A imagem ISO de arranque de salvamento do GRUB também pode ser gerada seguindo "info grub-mkrescue". Oferece uma linha de comandos shell CLI GRUB mas não oferece descoberta automática de sistemas instalados com arranque.

O sistema de salvamento Linux live pode ser arrancado ao ligar a energia do sistema com o "Sistema de salvamento Linux live em USB" inserido.

Este "Sistema de salvamento Linux live em USB" pode ser preparado a escrever uma das imagens ISO Linux live baseadas em Debian Pen flash USB antecipadamente. Aqui estão alguns exemplos de tais imagens Linux live.

Aqui estão alguns casos de utilização deste sistema de salvamento Linux live:

  • Corrigir a configuração de carregador de arranque danificada causado pela instalação de outro sistema operativo, etc.:

    • Arranque o sistema de salvamento Linux live.
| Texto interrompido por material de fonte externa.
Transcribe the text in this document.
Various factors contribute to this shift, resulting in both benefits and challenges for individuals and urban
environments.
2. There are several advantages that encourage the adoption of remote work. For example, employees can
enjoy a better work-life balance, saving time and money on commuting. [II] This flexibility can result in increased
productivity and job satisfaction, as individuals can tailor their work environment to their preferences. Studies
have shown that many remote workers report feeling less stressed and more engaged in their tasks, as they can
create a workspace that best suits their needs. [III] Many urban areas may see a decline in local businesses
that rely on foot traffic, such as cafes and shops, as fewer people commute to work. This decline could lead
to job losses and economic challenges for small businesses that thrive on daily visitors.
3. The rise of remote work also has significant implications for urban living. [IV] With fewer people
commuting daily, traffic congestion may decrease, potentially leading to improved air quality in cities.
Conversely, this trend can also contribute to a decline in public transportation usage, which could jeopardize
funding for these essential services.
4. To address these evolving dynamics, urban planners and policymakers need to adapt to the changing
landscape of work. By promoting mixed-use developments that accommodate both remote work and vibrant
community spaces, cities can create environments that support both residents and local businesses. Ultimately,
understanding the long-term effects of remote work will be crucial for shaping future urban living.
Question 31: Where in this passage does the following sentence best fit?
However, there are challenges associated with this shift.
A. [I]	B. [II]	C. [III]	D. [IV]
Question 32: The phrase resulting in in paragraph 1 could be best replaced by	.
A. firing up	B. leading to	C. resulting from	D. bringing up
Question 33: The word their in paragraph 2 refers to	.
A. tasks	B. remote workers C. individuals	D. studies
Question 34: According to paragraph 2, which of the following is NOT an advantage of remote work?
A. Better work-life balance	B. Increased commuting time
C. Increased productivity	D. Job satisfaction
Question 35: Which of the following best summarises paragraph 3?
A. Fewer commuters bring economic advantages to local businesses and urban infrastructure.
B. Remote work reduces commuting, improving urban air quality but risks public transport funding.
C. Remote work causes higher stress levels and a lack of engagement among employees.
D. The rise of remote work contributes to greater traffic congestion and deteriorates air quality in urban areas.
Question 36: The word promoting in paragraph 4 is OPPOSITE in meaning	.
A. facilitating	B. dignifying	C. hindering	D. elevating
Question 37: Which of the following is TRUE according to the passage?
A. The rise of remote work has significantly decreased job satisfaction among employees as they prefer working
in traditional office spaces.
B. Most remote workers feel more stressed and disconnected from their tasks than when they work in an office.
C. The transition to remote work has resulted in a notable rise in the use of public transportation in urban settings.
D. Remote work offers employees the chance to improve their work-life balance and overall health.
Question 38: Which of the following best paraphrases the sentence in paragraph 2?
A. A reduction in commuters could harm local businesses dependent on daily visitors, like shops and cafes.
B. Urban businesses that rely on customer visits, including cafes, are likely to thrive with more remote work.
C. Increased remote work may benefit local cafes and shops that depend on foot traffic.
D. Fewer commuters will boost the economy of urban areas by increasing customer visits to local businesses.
    • Monte a partição que contém o sistema de ficheiros raiz do sistema Debian instalado que não arranca em "/mnt".

    • Na linha de comandos shell do root em Linux:

      # chroot /mnt; dpkg-reconfigure grub-efi-amd64
  • Corrigir o pacote dpkg quebrado:

    • Arranque o sistema de salvamento Linux live.

    • Monte a partição que contém o sistema de ficheiros raiz do sistema Debian instalado com o pacote dpkg quebrado em "/mnt".

    • Na linha de comandos shell do root em Linux:

      # dpkg --root /mnt -i /mnt/var/cache/apt/archives/dpkg_old_version_amd64.deb
  • Executar alterações normalmente proibidas tais como operações no sistema de ficheiros no sistema instalado (veja Seção 9.6, “Dicas de armazenamento de dados”).

[Atenção] Atenção

O sue ecrã GUI do sistema Linux live pode ficar trancado após inatividade.

[Dica] Dica

O sistema de salvamento Linux live pode ser arrancado a partir duma entrada de menu do GRUB. A configuração do GRUB para isto é preparada pelo seguinte:

Após ligar a energia do sistema, o GRUB mostra um menu com candidatos para sistemas de salvamento Linux live.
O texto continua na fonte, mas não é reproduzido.